The fellowship demonstrates the power that can be found in collaboration, said Richard McCarty, provost and vice chancellor for academic affairs.
“These talented teaching fellows, their senior faculty mentors and Center for Teaching staff have joined forces to develop effective strategies for improving the quality of teaching at Vanderbilt,” he said.
The fellowship has moved Ackerman-Lieberman to make important changes in how he runs his classroom.
“For undergraduates, I’m shifting away from a primary emphasis on texts,” he said. “I break it up a little bit, because it’s not that exciting, especially for first-year students. And in my law class, rather than focus too long on an historical sweep, I’m letting the students get into cases sooner.”
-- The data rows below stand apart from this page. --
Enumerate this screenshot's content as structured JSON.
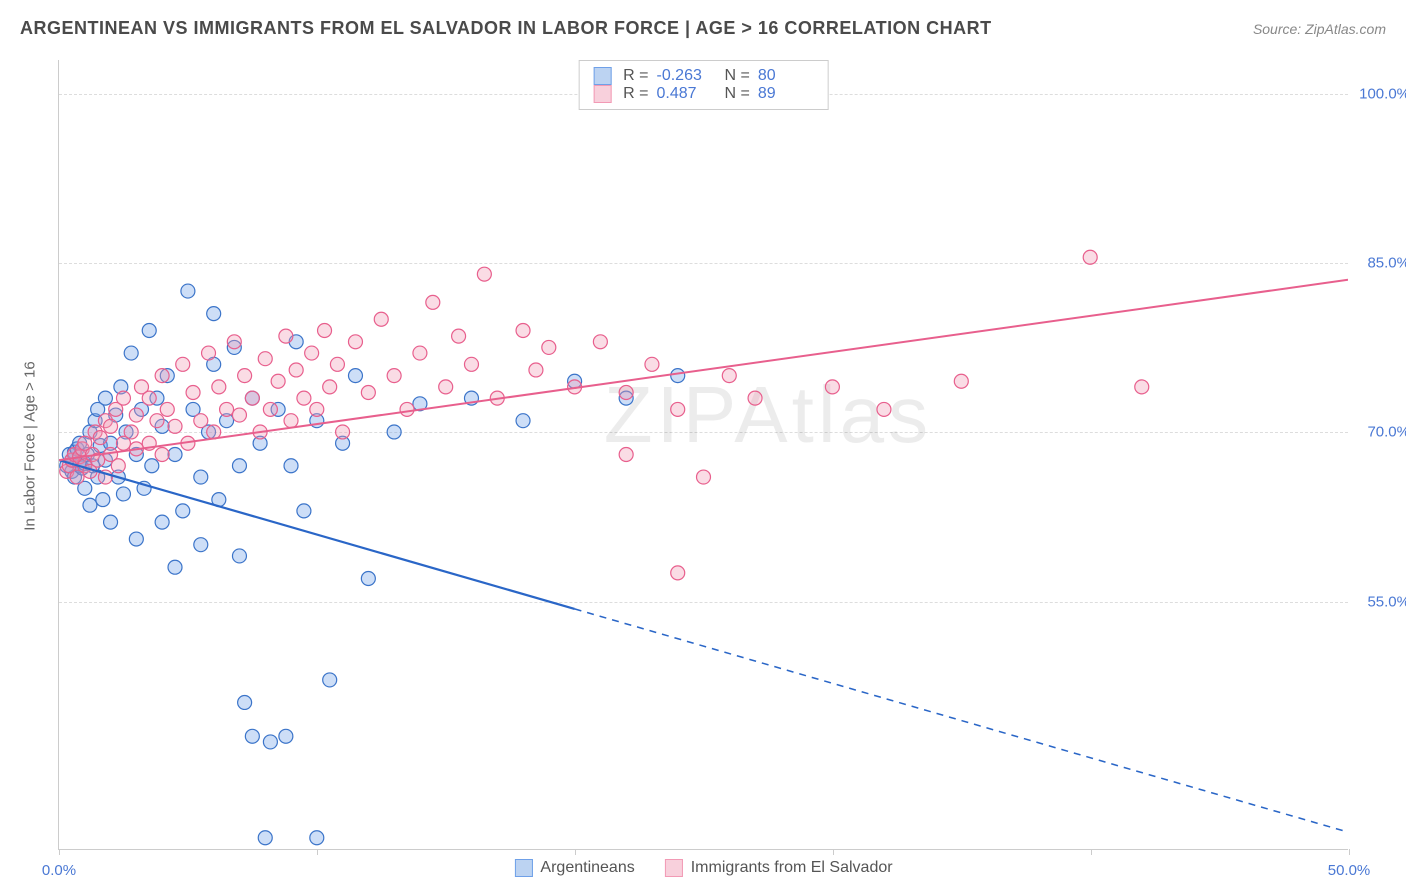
{
  "title": "ARGENTINEAN VS IMMIGRANTS FROM EL SALVADOR IN LABOR FORCE | AGE > 16 CORRELATION CHART",
  "source": "Source: ZipAtlas.com",
  "watermark": "ZIPAtlas",
  "ylabel": "In Labor Force | Age > 16",
  "chart": {
    "type": "scatter",
    "xlim": [
      0,
      50
    ],
    "ylim": [
      33,
      103
    ],
    "xticks": [
      0,
      10,
      20,
      30,
      40,
      50
    ],
    "xtick_labels": [
      "0.0%",
      "",
      "",
      "",
      "",
      "50.0%"
    ],
    "yticks": [
      55,
      70,
      85,
      100
    ],
    "ytick_labels": [
      "55.0%",
      "70.0%",
      "85.0%",
      "100.0%"
    ],
    "grid_color": "#dddddd",
    "axis_color": "#cccccc",
    "tick_label_color": "#4a78d4",
    "background_color": "#ffffff",
    "marker_radius": 7,
    "marker_fill_opacity": 0.35,
    "marker_stroke_width": 1.2
  },
  "series": [
    {
      "name": "Argentineans",
      "color": "#6fa0e8",
      "stroke": "#3b74c9",
      "R": "-0.263",
      "N": "80",
      "trend": {
        "x1": 0,
        "y1": 67.5,
        "x2": 50,
        "y2": 34.5,
        "solid_until_x": 20,
        "line_color": "#2a66c7",
        "line_width": 2.2
      },
      "points": [
        [
          0.3,
          67
        ],
        [
          0.4,
          68
        ],
        [
          0.5,
          66.5
        ],
        [
          0.5,
          67.5
        ],
        [
          0.6,
          68.2
        ],
        [
          0.6,
          66
        ],
        [
          0.7,
          68.5
        ],
        [
          0.8,
          67
        ],
        [
          0.8,
          69
        ],
        [
          0.9,
          66.8
        ],
        [
          1.0,
          67.2
        ],
        [
          1.0,
          65
        ],
        [
          1.1,
          68
        ],
        [
          1.2,
          70
        ],
        [
          1.2,
          63.5
        ],
        [
          1.3,
          67
        ],
        [
          1.4,
          71
        ],
        [
          1.5,
          66
        ],
        [
          1.5,
          72
        ],
        [
          1.6,
          68.8
        ],
        [
          1.7,
          64
        ],
        [
          1.8,
          67.5
        ],
        [
          1.8,
          73
        ],
        [
          2.0,
          69
        ],
        [
          2.0,
          62
        ],
        [
          2.2,
          71.5
        ],
        [
          2.3,
          66
        ],
        [
          2.4,
          74
        ],
        [
          2.5,
          64.5
        ],
        [
          2.6,
          70
        ],
        [
          2.8,
          77
        ],
        [
          3.0,
          68
        ],
        [
          3.0,
          60.5
        ],
        [
          3.2,
          72
        ],
        [
          3.3,
          65
        ],
        [
          3.5,
          79
        ],
        [
          3.6,
          67
        ],
        [
          3.8,
          73
        ],
        [
          4.0,
          62
        ],
        [
          4.0,
          70.5
        ],
        [
          4.2,
          75
        ],
        [
          4.5,
          68
        ],
        [
          4.5,
          58
        ],
        [
          4.8,
          63
        ],
        [
          5.0,
          82.5
        ],
        [
          5.2,
          72
        ],
        [
          5.5,
          66
        ],
        [
          5.5,
          60
        ],
        [
          5.8,
          70
        ],
        [
          6.0,
          76
        ],
        [
          6.0,
          80.5
        ],
        [
          6.2,
          64
        ],
        [
          6.5,
          71
        ],
        [
          6.8,
          77.5
        ],
        [
          7.0,
          67
        ],
        [
          7.0,
          59
        ],
        [
          7.2,
          46
        ],
        [
          7.5,
          43
        ],
        [
          7.5,
          73
        ],
        [
          7.8,
          69
        ],
        [
          8.0,
          34
        ],
        [
          8.2,
          42.5
        ],
        [
          8.5,
          72
        ],
        [
          8.8,
          43
        ],
        [
          9.0,
          67
        ],
        [
          9.2,
          78
        ],
        [
          9.5,
          63
        ],
        [
          10.0,
          71
        ],
        [
          10.0,
          34
        ],
        [
          10.5,
          48
        ],
        [
          11.0,
          69
        ],
        [
          11.5,
          75
        ],
        [
          12.0,
          57
        ],
        [
          13.0,
          70
        ],
        [
          14.0,
          72.5
        ],
        [
          16.0,
          73
        ],
        [
          18.0,
          71
        ],
        [
          20.0,
          74.5
        ],
        [
          22.0,
          73
        ],
        [
          24.0,
          75
        ]
      ]
    },
    {
      "name": "Immigrants from El Salvador",
      "color": "#f29ab5",
      "stroke": "#e85f8d",
      "R": "0.487",
      "N": "89",
      "trend": {
        "x1": 0,
        "y1": 67.5,
        "x2": 50,
        "y2": 83.5,
        "solid_until_x": 50,
        "line_color": "#e85f8d",
        "line_width": 2.0
      },
      "points": [
        [
          0.3,
          66.5
        ],
        [
          0.4,
          67
        ],
        [
          0.5,
          67.5
        ],
        [
          0.6,
          68
        ],
        [
          0.7,
          66
        ],
        [
          0.8,
          67.8
        ],
        [
          0.9,
          68.5
        ],
        [
          1.0,
          67
        ],
        [
          1.0,
          69
        ],
        [
          1.2,
          66.5
        ],
        [
          1.3,
          68
        ],
        [
          1.4,
          70
        ],
        [
          1.5,
          67.5
        ],
        [
          1.6,
          69.5
        ],
        [
          1.8,
          71
        ],
        [
          1.8,
          66
        ],
        [
          2.0,
          68
        ],
        [
          2.0,
          70.5
        ],
        [
          2.2,
          72
        ],
        [
          2.3,
          67
        ],
        [
          2.5,
          69
        ],
        [
          2.5,
          73
        ],
        [
          2.8,
          70
        ],
        [
          3.0,
          68.5
        ],
        [
          3.0,
          71.5
        ],
        [
          3.2,
          74
        ],
        [
          3.5,
          69
        ],
        [
          3.5,
          73
        ],
        [
          3.8,
          71
        ],
        [
          4.0,
          75
        ],
        [
          4.0,
          68
        ],
        [
          4.2,
          72
        ],
        [
          4.5,
          70.5
        ],
        [
          4.8,
          76
        ],
        [
          5.0,
          69
        ],
        [
          5.2,
          73.5
        ],
        [
          5.5,
          71
        ],
        [
          5.8,
          77
        ],
        [
          6.0,
          70
        ],
        [
          6.2,
          74
        ],
        [
          6.5,
          72
        ],
        [
          6.8,
          78
        ],
        [
          7.0,
          71.5
        ],
        [
          7.2,
          75
        ],
        [
          7.5,
          73
        ],
        [
          7.8,
          70
        ],
        [
          8.0,
          76.5
        ],
        [
          8.2,
          72
        ],
        [
          8.5,
          74.5
        ],
        [
          8.8,
          78.5
        ],
        [
          9.0,
          71
        ],
        [
          9.2,
          75.5
        ],
        [
          9.5,
          73
        ],
        [
          9.8,
          77
        ],
        [
          10.0,
          72
        ],
        [
          10.3,
          79
        ],
        [
          10.5,
          74
        ],
        [
          10.8,
          76
        ],
        [
          11.0,
          70
        ],
        [
          11.5,
          78
        ],
        [
          12.0,
          73.5
        ],
        [
          12.5,
          80
        ],
        [
          13.0,
          75
        ],
        [
          13.5,
          72
        ],
        [
          14.0,
          77
        ],
        [
          14.5,
          81.5
        ],
        [
          15.0,
          74
        ],
        [
          15.5,
          78.5
        ],
        [
          16.0,
          76
        ],
        [
          16.5,
          84
        ],
        [
          17.0,
          73
        ],
        [
          18.0,
          79
        ],
        [
          18.5,
          75.5
        ],
        [
          19.0,
          77.5
        ],
        [
          20.0,
          74
        ],
        [
          21.0,
          78
        ],
        [
          22.0,
          73.5
        ],
        [
          22.0,
          68
        ],
        [
          23.0,
          76
        ],
        [
          24.0,
          72
        ],
        [
          24.0,
          57.5
        ],
        [
          25.0,
          66
        ],
        [
          26.0,
          75
        ],
        [
          27.0,
          73
        ],
        [
          30.0,
          74
        ],
        [
          32.0,
          72
        ],
        [
          35.0,
          74.5
        ],
        [
          40.0,
          85.5
        ],
        [
          42.0,
          74
        ]
      ]
    }
  ],
  "legend_bottom": [
    {
      "label": "Argentineans",
      "fill": "#bcd3f2",
      "stroke": "#6fa0e8"
    },
    {
      "label": "Immigrants from El Salvador",
      "fill": "#f8d0dc",
      "stroke": "#f29ab5"
    }
  ],
  "legend_top": [
    {
      "fill": "#bcd3f2",
      "stroke": "#6fa0e8",
      "R": "-0.263",
      "N": "80"
    },
    {
      "fill": "#f8d0dc",
      "stroke": "#f29ab5",
      "R": "0.487",
      "N": "89"
    }
  ]
}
Another fellow in the program, Jinah Kim, said it has unexpectedly opened up ways for her to participate in critical analysis of many aspects of the teaching process.
“As faculty, we engage in these types of discussions with our colleagues at one time or another, but being part of the program provided me with a chance to do so more formally at regular intervals with the excellent guidance of the outstanding directors,” said Kim, assistant professor of history of art. She came to Vanderbilt in 2006 after earning her Ph.D. in history of art at the University of California-Berkeley.
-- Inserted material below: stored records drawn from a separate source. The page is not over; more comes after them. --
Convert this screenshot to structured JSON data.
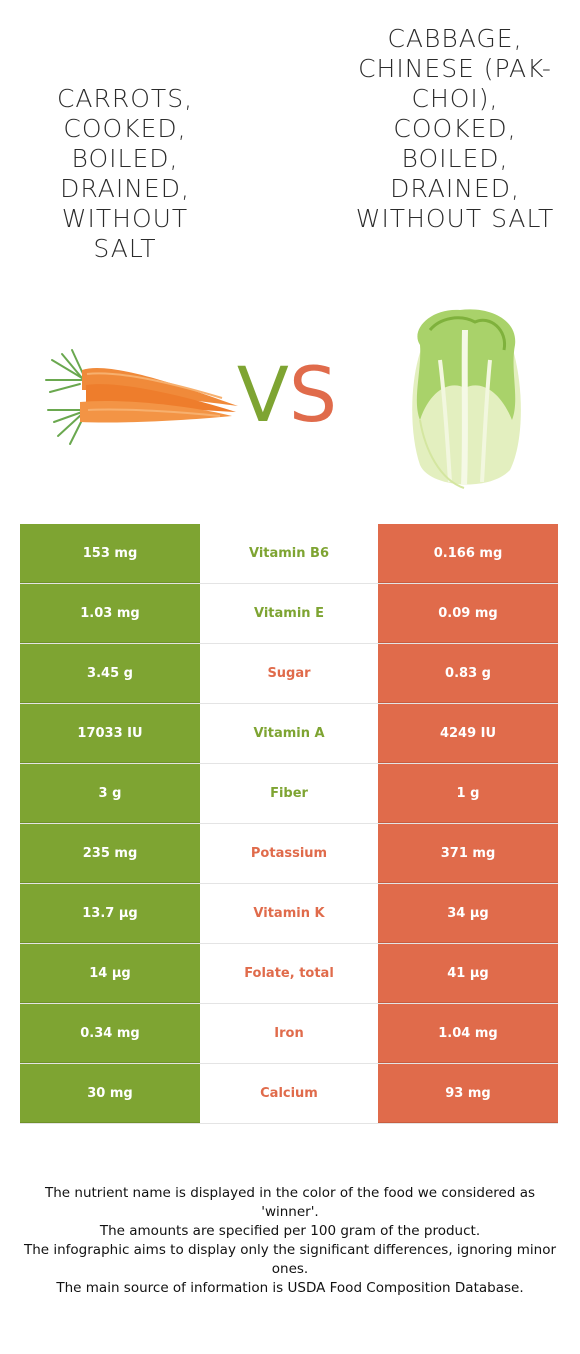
{
  "food_left": {
    "title": "CARROTS, COOKED, BOILED, DRAINED, WITHOUT SALT",
    "image_icon": "carrot-image",
    "color": "#7ea432"
  },
  "food_right": {
    "title": "CABBAGE, CHINESE (PAK-CHOI), COOKED, BOILED, DRAINED, WITHOUT SALT",
    "image_icon": "cabbage-image",
    "color": "#e06b4b"
  },
  "vs": {
    "v": "V",
    "s": "S"
  },
  "nutrients": [
    {
      "name": "Vitamin B6",
      "left": "153 mg",
      "right": "0.166 mg",
      "winner": "left"
    },
    {
      "name": "Vitamin E",
      "left": "1.03 mg",
      "right": "0.09 mg",
      "winner": "left"
    },
    {
      "name": "Sugar",
      "left": "3.45 g",
      "right": "0.83 g",
      "winner": "right"
    },
    {
      "name": "Vitamin A",
      "left": "17033 IU",
      "right": "4249 IU",
      "winner": "left"
    },
    {
      "name": "Fiber",
      "left": "3 g",
      "right": "1 g",
      "winner": "left"
    },
    {
      "name": "Potassium",
      "left": "235 mg",
      "right": "371 mg",
      "winner": "right"
    },
    {
      "name": "Vitamin K",
      "left": "13.7 µg",
      "right": "34 µg",
      "winner": "right"
    },
    {
      "name": "Folate, total",
      "left": "14 µg",
      "right": "41 µg",
      "winner": "right"
    },
    {
      "name": "Iron",
      "left": "0.34 mg",
      "right": "1.04 mg",
      "winner": "right"
    },
    {
      "name": "Calcium",
      "left": "30 mg",
      "right": "93 mg",
      "winner": "right"
    }
  ],
  "footnotes": [
    "The nutrient name is displayed in the color of the food we considered as 'winner'.",
    "The amounts are specified per 100 gram of the product.",
    "The infographic aims to display only the significant differences, ignoring minor ones.",
    "The main source of information is USDA Food Composition Database."
  ]
}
“I am always looking for different ways to engage with my students better because my courses cover material that is foreign to most students,” she said. “Visits to different classes gave me inspiration for how to present my material more interestingly and effectively.”
Discussions with other fellows and CFT staff members helped Kim to find solutions when she found her students were struggling in her Himalayan art class.
“I was extremely concerned about whether my students were learning the material or not. I noticed that the foreign terms and names in Sanskrit, Tibetan and Nepali often created a mind block for the students and prevented them from learning to their full intellectual capacity.
“Katharine Baker, who has been my CFT consultant, gave me the idea of letting students fill out index cards with their questions or comments about each lecture and turn them in at the end of class,” Kim said. “This turned out to be extremely helpful for me to know what to address in the next class, and I think students had a sense of shaping the course.”
As this semester comes to a close, the fellows now have a whole new way of looking at their teaching methods for the semesters
“I think the whole point of it is to be more reflective about your teaching,” said Ackerman-Lieberman. “It’s important to carve out your time to meet with other faculty, to learn from each other and to take time to develop future courses.”
Added Kim, “It has been helpful to know that other faculty members face similar challenges when it comes to balancing the content and the critical perspectives in their teaching. There isn’t always a single answer, but it has been helpful to explore the different ways to deal with those challenges.”